'He had charm - and that rubbed off on you'
Albion legend Guy Butters speaks to Spencer Vignes about his time working with the former England and Tottenham manager Terry Venables, who died in November.
Spencer Vignes
Former Tottenham and England manager Terry Venables.
Former Tottenham and England manager Terry Venables.
Guy, we’re speaking a few weeks after the sad passing of Terry Venables, who you played under at White Hart Lane.
I knew he’d been ill for a number of years and moved out to Spain a while ago to be in the warm, to spend his last few years in comfort. He loved Spain, he really did. You could tell that when he came back from Barcelona to manage Spurs.
We used to go out there and play pre-season games. He bought into Spain and all that siesta stuff – you know, like encouraging the players to have a little nap in the afternoon to recover from training in the morning. He brought a lot of that back from Spain and we weren’t the only ones who benefitted, because the national team did as well once he took over as England manager.
Terry wasn’t in charge at Spurs when you first went there as a young hopeful in the 1980s, was he?

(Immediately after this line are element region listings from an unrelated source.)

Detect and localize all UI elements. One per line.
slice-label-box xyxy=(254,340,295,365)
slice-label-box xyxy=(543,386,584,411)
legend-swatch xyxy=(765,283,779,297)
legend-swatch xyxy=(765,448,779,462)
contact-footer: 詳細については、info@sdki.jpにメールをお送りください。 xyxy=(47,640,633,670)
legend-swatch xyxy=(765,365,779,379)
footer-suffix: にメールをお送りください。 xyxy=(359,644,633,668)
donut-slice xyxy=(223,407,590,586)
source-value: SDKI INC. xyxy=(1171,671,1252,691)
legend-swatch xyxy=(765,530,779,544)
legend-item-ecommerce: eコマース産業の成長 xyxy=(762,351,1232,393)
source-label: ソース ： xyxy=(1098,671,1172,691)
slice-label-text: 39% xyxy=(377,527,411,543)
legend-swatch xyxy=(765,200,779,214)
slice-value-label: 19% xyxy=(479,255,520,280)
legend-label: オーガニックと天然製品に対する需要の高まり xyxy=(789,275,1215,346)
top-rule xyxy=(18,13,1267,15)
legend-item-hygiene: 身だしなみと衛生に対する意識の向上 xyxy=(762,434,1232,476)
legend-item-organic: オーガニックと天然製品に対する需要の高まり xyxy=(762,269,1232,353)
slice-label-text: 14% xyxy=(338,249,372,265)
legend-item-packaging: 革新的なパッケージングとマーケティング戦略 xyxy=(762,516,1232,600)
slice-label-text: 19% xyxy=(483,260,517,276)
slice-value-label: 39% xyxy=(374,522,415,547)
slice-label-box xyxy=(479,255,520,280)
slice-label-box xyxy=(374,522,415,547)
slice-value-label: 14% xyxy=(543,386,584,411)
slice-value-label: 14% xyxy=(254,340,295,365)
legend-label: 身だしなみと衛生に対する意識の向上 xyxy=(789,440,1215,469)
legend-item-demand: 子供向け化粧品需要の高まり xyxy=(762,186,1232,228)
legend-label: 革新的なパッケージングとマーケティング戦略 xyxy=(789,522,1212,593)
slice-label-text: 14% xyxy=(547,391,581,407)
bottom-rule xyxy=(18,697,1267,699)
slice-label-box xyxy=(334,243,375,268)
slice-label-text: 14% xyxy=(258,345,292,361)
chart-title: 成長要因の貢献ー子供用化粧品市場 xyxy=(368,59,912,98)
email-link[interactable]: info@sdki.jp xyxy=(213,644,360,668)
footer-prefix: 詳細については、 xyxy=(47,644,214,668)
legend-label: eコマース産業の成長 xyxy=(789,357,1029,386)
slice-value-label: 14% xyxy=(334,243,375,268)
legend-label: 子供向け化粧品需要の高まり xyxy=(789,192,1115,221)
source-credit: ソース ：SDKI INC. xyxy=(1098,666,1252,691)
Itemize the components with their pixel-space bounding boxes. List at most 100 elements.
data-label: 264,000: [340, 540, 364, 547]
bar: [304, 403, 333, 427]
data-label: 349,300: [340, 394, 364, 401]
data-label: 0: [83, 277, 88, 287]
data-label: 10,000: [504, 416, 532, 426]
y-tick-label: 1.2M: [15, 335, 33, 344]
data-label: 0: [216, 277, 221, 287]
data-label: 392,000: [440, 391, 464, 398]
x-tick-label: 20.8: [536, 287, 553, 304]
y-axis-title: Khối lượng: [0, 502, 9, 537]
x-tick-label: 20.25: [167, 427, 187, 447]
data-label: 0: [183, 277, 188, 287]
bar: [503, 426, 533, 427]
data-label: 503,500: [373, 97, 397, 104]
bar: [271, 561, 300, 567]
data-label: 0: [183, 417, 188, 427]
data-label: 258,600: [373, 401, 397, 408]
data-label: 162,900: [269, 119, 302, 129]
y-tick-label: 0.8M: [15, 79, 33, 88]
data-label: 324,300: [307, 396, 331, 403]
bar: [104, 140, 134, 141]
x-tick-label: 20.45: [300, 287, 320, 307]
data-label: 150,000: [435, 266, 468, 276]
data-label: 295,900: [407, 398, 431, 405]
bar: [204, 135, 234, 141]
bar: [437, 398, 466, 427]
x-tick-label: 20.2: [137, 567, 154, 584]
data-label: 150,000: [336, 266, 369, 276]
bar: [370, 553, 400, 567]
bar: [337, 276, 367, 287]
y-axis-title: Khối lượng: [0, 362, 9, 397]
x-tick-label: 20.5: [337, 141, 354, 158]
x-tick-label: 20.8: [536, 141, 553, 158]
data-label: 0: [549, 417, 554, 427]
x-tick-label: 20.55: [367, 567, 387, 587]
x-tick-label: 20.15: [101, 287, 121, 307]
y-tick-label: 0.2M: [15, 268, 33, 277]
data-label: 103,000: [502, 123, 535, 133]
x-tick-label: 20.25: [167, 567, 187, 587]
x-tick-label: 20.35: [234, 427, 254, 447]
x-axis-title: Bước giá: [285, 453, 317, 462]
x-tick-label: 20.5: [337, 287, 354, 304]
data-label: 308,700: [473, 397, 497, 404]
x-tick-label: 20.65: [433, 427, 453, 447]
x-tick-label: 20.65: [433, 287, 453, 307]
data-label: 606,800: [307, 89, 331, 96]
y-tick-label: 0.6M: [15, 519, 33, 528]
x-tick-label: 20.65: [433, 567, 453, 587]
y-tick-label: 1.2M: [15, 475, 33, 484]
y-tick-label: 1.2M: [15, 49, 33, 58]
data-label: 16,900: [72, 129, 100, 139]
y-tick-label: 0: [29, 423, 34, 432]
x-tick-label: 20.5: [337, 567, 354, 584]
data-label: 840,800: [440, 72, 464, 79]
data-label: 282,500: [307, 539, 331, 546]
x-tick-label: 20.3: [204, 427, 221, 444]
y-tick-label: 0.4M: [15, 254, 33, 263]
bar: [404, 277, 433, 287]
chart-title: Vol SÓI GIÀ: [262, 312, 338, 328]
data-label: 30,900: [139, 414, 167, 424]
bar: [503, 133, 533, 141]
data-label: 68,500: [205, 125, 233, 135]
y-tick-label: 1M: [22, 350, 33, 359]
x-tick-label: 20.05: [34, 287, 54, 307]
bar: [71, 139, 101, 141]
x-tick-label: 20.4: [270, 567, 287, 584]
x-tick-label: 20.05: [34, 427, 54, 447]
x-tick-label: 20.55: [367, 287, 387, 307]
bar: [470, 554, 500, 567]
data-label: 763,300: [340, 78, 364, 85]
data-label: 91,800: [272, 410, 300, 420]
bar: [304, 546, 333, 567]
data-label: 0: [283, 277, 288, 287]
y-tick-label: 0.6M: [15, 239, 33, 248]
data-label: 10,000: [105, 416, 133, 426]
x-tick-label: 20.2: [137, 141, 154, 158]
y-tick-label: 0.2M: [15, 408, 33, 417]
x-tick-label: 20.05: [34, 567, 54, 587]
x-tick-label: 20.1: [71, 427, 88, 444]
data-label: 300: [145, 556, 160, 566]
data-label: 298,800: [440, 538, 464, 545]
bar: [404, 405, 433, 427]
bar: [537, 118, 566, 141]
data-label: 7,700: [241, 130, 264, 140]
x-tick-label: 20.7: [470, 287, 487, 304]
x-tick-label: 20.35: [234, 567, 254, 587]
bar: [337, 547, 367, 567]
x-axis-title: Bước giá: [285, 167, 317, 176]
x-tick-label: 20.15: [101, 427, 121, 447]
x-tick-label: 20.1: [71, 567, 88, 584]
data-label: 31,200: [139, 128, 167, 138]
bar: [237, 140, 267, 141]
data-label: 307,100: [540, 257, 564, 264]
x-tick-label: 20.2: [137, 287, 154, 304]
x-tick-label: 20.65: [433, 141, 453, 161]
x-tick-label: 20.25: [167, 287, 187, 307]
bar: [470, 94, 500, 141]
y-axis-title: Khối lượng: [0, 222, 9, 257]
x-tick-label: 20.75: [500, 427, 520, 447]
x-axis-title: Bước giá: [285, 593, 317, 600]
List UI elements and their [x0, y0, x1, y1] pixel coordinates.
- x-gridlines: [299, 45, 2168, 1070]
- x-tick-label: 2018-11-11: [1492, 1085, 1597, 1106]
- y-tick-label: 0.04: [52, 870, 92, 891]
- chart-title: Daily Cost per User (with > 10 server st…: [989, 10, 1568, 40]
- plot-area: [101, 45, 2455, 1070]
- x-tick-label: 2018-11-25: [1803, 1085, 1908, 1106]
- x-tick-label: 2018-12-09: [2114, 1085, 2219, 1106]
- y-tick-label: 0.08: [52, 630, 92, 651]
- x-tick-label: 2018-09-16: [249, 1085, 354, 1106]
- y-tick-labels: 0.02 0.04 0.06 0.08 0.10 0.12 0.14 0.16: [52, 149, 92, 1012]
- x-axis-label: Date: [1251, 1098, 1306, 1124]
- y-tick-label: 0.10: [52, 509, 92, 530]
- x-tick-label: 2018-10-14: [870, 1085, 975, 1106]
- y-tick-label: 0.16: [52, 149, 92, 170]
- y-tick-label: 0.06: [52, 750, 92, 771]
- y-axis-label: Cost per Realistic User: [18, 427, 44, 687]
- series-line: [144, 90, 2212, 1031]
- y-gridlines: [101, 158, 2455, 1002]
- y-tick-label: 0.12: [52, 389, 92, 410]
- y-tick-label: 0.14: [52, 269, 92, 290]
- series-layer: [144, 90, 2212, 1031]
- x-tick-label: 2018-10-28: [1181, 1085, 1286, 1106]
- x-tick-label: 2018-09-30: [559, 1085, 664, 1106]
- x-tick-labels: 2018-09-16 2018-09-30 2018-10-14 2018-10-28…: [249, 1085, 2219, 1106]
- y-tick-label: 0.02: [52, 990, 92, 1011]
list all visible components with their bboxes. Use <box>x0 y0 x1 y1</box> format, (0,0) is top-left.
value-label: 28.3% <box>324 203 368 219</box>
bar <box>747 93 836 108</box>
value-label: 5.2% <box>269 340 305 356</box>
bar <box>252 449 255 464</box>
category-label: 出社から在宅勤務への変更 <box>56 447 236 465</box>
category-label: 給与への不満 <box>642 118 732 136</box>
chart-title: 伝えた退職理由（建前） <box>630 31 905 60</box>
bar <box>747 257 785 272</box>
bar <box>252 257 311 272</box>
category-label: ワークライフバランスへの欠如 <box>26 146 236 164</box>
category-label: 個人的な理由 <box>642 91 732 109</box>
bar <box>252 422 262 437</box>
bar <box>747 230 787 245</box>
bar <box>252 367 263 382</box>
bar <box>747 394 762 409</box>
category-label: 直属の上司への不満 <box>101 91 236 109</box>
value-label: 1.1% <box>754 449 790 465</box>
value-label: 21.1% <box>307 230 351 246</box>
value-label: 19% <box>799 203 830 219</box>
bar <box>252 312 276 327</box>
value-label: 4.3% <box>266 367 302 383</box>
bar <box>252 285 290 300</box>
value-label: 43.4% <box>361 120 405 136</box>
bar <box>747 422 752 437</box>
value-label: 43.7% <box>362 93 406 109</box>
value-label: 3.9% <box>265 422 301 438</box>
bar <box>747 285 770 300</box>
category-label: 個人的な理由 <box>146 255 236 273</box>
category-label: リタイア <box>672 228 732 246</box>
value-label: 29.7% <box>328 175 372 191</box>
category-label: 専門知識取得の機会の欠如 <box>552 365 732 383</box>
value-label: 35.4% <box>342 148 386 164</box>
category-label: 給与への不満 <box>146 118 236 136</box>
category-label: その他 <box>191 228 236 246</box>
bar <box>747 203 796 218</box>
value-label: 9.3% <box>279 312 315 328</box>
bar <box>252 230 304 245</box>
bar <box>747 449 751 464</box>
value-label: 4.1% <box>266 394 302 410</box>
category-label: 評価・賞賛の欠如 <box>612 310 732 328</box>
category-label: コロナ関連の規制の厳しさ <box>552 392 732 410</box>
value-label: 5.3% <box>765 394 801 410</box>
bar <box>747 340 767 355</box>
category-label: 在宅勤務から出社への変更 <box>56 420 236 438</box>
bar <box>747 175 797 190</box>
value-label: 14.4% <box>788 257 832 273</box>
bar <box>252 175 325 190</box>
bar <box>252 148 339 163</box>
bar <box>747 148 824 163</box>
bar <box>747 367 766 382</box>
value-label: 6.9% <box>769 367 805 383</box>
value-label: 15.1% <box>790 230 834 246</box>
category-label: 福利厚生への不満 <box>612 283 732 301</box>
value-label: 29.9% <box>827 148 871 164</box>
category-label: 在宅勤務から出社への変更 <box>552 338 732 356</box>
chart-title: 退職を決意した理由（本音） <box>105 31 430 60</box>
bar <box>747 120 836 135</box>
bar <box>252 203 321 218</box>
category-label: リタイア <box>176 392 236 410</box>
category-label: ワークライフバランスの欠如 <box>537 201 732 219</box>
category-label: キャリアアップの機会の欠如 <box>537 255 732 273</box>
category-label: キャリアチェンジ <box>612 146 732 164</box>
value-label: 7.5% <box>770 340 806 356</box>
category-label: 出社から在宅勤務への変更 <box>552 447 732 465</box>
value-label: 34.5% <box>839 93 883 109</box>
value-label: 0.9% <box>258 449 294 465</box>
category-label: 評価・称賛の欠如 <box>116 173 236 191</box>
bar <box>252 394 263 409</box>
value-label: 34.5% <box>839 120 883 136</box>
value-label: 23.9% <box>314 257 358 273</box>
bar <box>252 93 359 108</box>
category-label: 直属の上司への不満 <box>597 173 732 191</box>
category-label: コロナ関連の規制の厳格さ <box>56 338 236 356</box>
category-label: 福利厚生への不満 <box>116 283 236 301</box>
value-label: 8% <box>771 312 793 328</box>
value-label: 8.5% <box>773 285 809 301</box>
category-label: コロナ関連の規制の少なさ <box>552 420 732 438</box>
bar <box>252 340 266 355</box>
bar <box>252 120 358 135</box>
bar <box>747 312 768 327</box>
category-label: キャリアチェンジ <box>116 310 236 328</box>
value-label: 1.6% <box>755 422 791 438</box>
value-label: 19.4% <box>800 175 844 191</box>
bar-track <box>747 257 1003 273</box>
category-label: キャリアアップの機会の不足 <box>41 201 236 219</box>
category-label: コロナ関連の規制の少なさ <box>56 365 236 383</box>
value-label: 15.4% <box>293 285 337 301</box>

No. David Pleat was the manager then, who’d taken over from Peter Shreeves. He [Pleat] wasn’t there on my very first day. Instead it was a bloke called Trevor Hartley who was his assistant. This, I will never forget. All us apprentices were sat on the floor in front of the pros and he [Hartley] started talking to us about the importance of keeping your discipline on the pitch.
He stood me up and slapped me round the face! Then he went, ‘Brilliant. No retaliation. That’s an example of what we want!’ That’s what they did in those days, which is a bit different to today of course.
Guy Butters thanks the Albion fans after playing an FA Cup tie at White Hart Lane against his former club Spurs in 2005.
Guy Butters thanks the Albion fans after playing an FA Cup tie at White Hart Lane against his former club Spurs in 2005.
You can say that again…
Those methods wouldn’t work now, but they were acceptable then, which sounds weird when you try and explain it. It was like being a private in the army. They were preparing you for playing in the first team in front of 40,000 people against somebody like [centre-forward] John Fashanu, with arms flying everywhere and all that stuff.
They wanted to know if you were going to stand up to it or crumble. They wanted to know if they could count on you. You look back on it and think, ‘That’s a bit extreme’ but I do get it. It was to gear you up. It defined your character. It was certainly character building for me. Anyway, he [Pleat] did okay, but then we lost the FA Cup Final to Coventry in 1987, and it was after that that ‘Tel’ came in.
What were your impressions of Terry?
He was very charismatic, not only off the field – he used to do his singing and things like that – but also as a coach. I never heard him raise his voice once. As a side, we were drilled, drilled, drilled. At Barcelona, they’d played a sweeper system under him, and he introduced that to us over here.
Growing up, all the teams I played through with Tottenham, from the youth team up, whenever [opposition] wingers had the ball they used to get shown outside, so crosses would be coming in. He showed everyone inside, so you had a whole new way of playing. Every single day, drill, drill, drill on the back four with the midfielders in front. And it worked. It was really good.
In those days the offside rule was totally different so you could get away with it. Obviously people got it wrong, because they were learning a new style of play, but he’d never shout. He’d coach them through it – tell them where to go, body shape, etc. It was a good time to be there, and a good time to be under him, learning these new ideas.
What did you take most from working under Terry?
How to conduct yourself as a person. He dressed very smartly. It was about the way you carried yourself, how you acted off the pitch. He was very polite, yet very persuasive. He had a charm about him. And that all rubbed off on you. He was also very thorough – as I said, drill, drill, drill, know your stuff.
He used to get Allan Harris, his assistant manager, to take any young players aside ten minutes before kick-off to brief them – ‘You’re marking Mark Hughes, don’t let him pin you on the edge of the box because he’ll roll you, he’s very strong,’ all the pluses and minuses of who you were about to play against. That thoroughness certainly had a knock-on effect on me throughout my career.